*** WORK IN PROGRESS *** Pipeline for performing Fourier-space galaxy clustering analyses using Data Release 3 (DR3) from the Hyper Suprime-Cam Subaru Strategic Program (HSC-SSP).
Available steps of the pipeline currently include:
- Acquisition of data from the HSC archive [get_data.py]
- Splitting of metadata into the different HSC fields (and optionally by photometric filter) [split_metadata.py]
- Cleaning of the raw catalogues [clean_catalogues.py]
- Making maps of various quantities from the survey metadata using decasu [make_maps_from_metadata.py]
- Create maps of the survey footprint, depth, and mask, along with maps of dust attenuation in each band and star counts, using information from the galaxy catalogues. [make_maps_from_catalogue.py]
- Create maps of the galaxy number counts and density contrast [make_galaxy_maps.py]
- Combine the maps from the individual HSC fields [combine_fields.py]
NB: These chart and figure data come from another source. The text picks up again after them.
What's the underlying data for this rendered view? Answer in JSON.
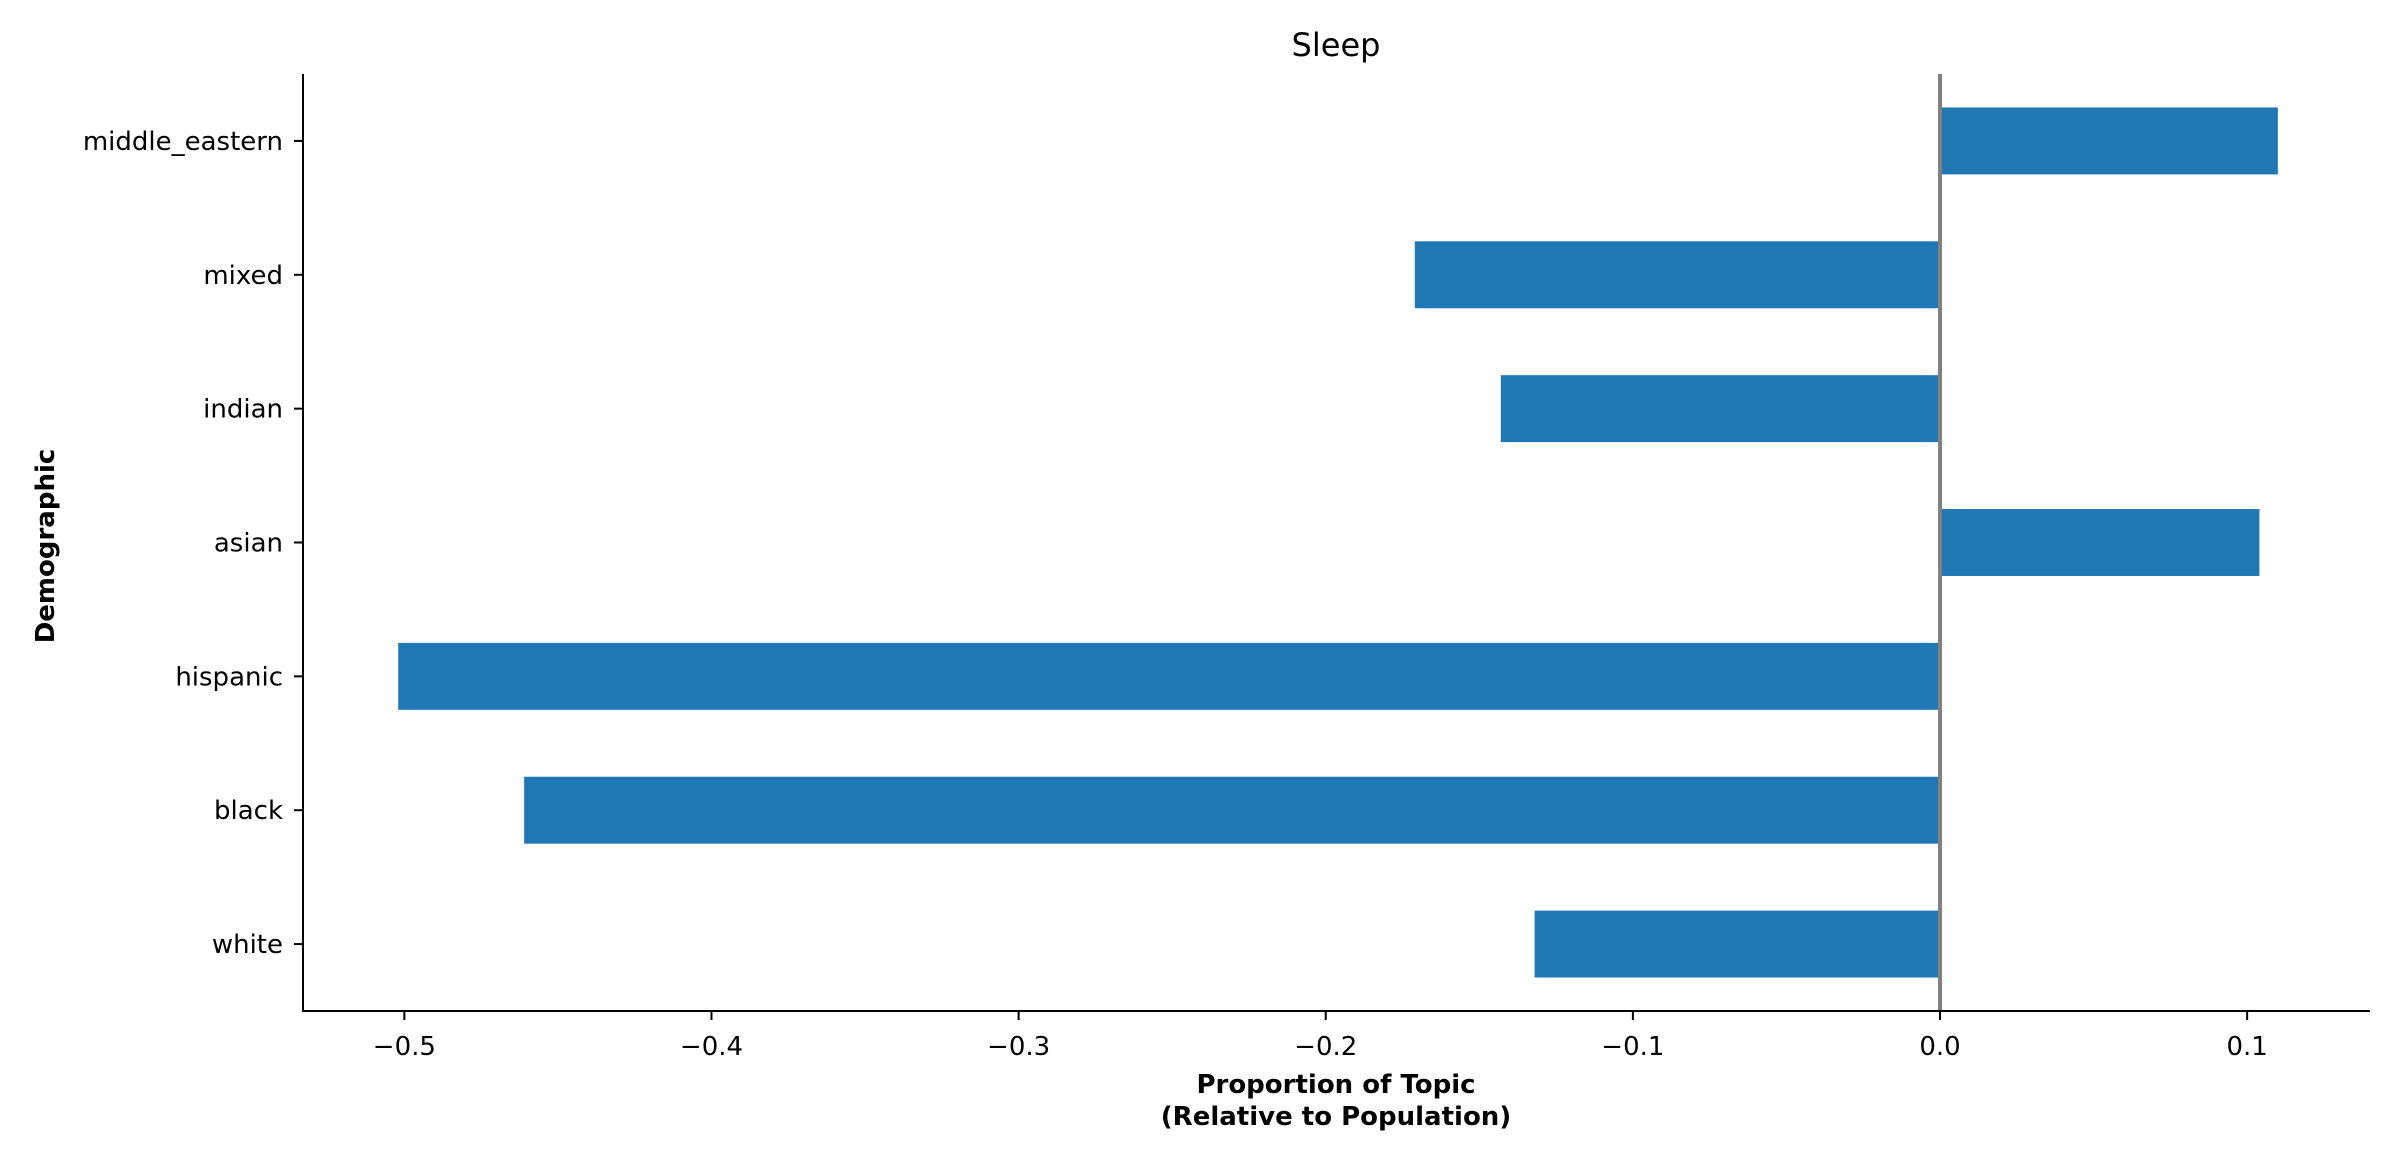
{
  "chart_data": {
    "type": "bar",
    "orientation": "horizontal",
    "title": "Sleep",
    "xlabel_line1": "Proportion of Topic",
    "xlabel_line2": "(Relative to Population)",
    "ylabel": "Demographic",
    "categories": [
      "white",
      "black",
      "hispanic",
      "asian",
      "indian",
      "mixed",
      "middle_eastern"
    ],
    "values": [
      -0.132,
      -0.461,
      -0.502,
      0.104,
      -0.143,
      -0.171,
      0.11
    ],
    "xlim": [
      -0.533,
      0.14
    ],
    "xticks": [
      -0.5,
      -0.4,
      -0.3,
      -0.2,
      -0.1,
      0.0,
      0.1
    ],
    "xtick_labels": [
      "−0.5",
      "−0.4",
      "−0.3",
      "−0.2",
      "−0.1",
      "0.0",
      "0.1"
    ],
    "reference_line": 0.0,
    "grid": false,
    "bar_color": "#1f77b4",
    "reference_line_color": "#808080"
  }
}
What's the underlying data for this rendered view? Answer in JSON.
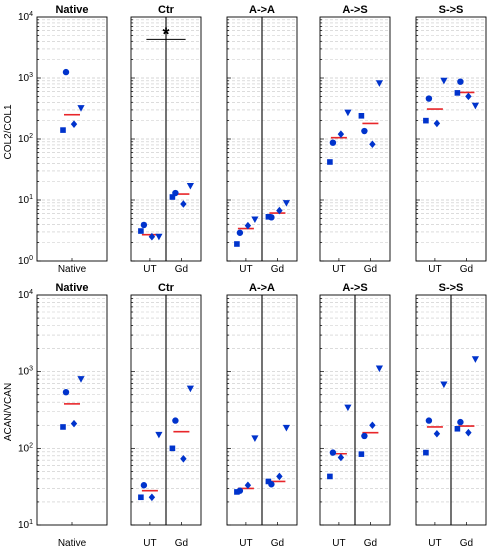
{
  "colors": {
    "marker": "#0033cc",
    "median": "#e8262a",
    "grid": "#c8c8c8",
    "axis": "#000000"
  },
  "marker_shapes": [
    "circle",
    "diamond",
    "square",
    "triangle-down"
  ],
  "chart_data": [
    {
      "type": "scatter",
      "row": 0,
      "ylabel": "COL2/COL1",
      "yscale": "log",
      "ylim": [
        1,
        10000
      ],
      "y_tick_labels": [
        "10^0",
        "10^1",
        "10^2",
        "10^3",
        "10^4"
      ],
      "grid": "minor-dashed",
      "panels": [
        {
          "title": "Native",
          "groups": [
            {
              "label": "Native",
              "values": [
                1250,
                175,
                140,
                320
              ],
              "median": 250
            }
          ]
        },
        {
          "title": "Ctr",
          "divider": true,
          "annotation": "*",
          "bracket": [
            5000,
            4300
          ],
          "groups": [
            {
              "label": "UT",
              "values": [
                3.9,
                2.5,
                3.1,
                2.5
              ],
              "median": 2.7
            },
            {
              "label": "Gd",
              "values": [
                13.0,
                8.6,
                11.2,
                17.0
              ],
              "median": 12.5
            }
          ]
        },
        {
          "title": "A->A",
          "divider": true,
          "groups": [
            {
              "label": "UT",
              "values": [
                2.9,
                3.8,
                1.9,
                4.8
              ],
              "median": 3.4
            },
            {
              "label": "Gd",
              "values": [
                5.2,
                6.7,
                5.3,
                8.9
              ],
              "median": 6.1
            }
          ]
        },
        {
          "title": "A->S",
          "divider": false,
          "groups": [
            {
              "label": "UT",
              "values": [
                87,
                120,
                42,
                270
              ],
              "median": 105
            },
            {
              "label": "Gd",
              "values": [
                135,
                82,
                240,
                820
              ],
              "median": 180
            }
          ]
        },
        {
          "title": "S->S",
          "divider": false,
          "groups": [
            {
              "label": "UT",
              "values": [
                460,
                180,
                200,
                900
              ],
              "median": 310
            },
            {
              "label": "Gd",
              "values": [
                870,
                500,
                570,
                350
              ],
              "median": 580
            }
          ]
        }
      ]
    },
    {
      "type": "scatter",
      "row": 1,
      "ylabel": "ACAN/VCAN",
      "yscale": "log",
      "ylim": [
        10,
        10000
      ],
      "y_tick_labels": [
        "10^1",
        "10^2",
        "10^3",
        "10^4"
      ],
      "grid": "minor-dashed",
      "panels": [
        {
          "title": "Native",
          "groups": [
            {
              "label": "Native",
              "values": [
                540,
                210,
                190,
                800
              ],
              "median": 380
            }
          ]
        },
        {
          "title": "Ctr",
          "divider": true,
          "groups": [
            {
              "label": "UT",
              "values": [
                33,
                23,
                23,
                150
              ],
              "median": 28
            },
            {
              "label": "Gd",
              "values": [
                230,
                73,
                100,
                600
              ],
              "median": 165
            }
          ]
        },
        {
          "title": "A->A",
          "divider": true,
          "groups": [
            {
              "label": "UT",
              "values": [
                28,
                33,
                27,
                135
              ],
              "median": 30
            },
            {
              "label": "Gd",
              "values": [
                34,
                43,
                37,
                185
              ],
              "median": 37
            }
          ]
        },
        {
          "title": "A->S",
          "divider": true,
          "groups": [
            {
              "label": "UT",
              "values": [
                88,
                76,
                43,
                340
              ],
              "median": 85
            },
            {
              "label": "Gd",
              "values": [
                145,
                200,
                84,
                1100
              ],
              "median": 160
            }
          ]
        },
        {
          "title": "S->S",
          "divider": true,
          "groups": [
            {
              "label": "UT",
              "values": [
                230,
                155,
                88,
                680
              ],
              "median": 190
            },
            {
              "label": "Gd",
              "values": [
                220,
                160,
                180,
                1450
              ],
              "median": 195
            }
          ]
        }
      ]
    }
  ]
}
- Perform principal component analysis (PCA) on the systematics maps produced in previous stages [pca_systematics]
- Compute theoretical predictions for the clustering angular power spectra using CCL [theory_predictions.py]
- Compute the clustering angular power from the data using NaMaster [compute_power_spectra.py]
- Consolidate the angular power spectra information into Sacc files [make_sacc_files.py]
- Plot the angular power spectra [plot_power_spectra.py]
- Convert products from this pipeline into appropriate formats for TXPipe
Each stage of the pipeline has a corresponding class
in config.py, wherein one can find and modify the settings for that stage. Global settings for the pipeline can be found in the cf_global
class, which is located near the top of the file. All other configuration classes inherit settings from cf_global
.
If running on a local machine, users can choose which stages to run by toggling the True/False
settings located in MASTER.py.
If running on NERSC, users must instead choose which stages to run by commenting/uncommenting the appropriate stages in MASTER_NERSC.sh. Executing this script will then run the appropriate job script from the slurm_scripts directory.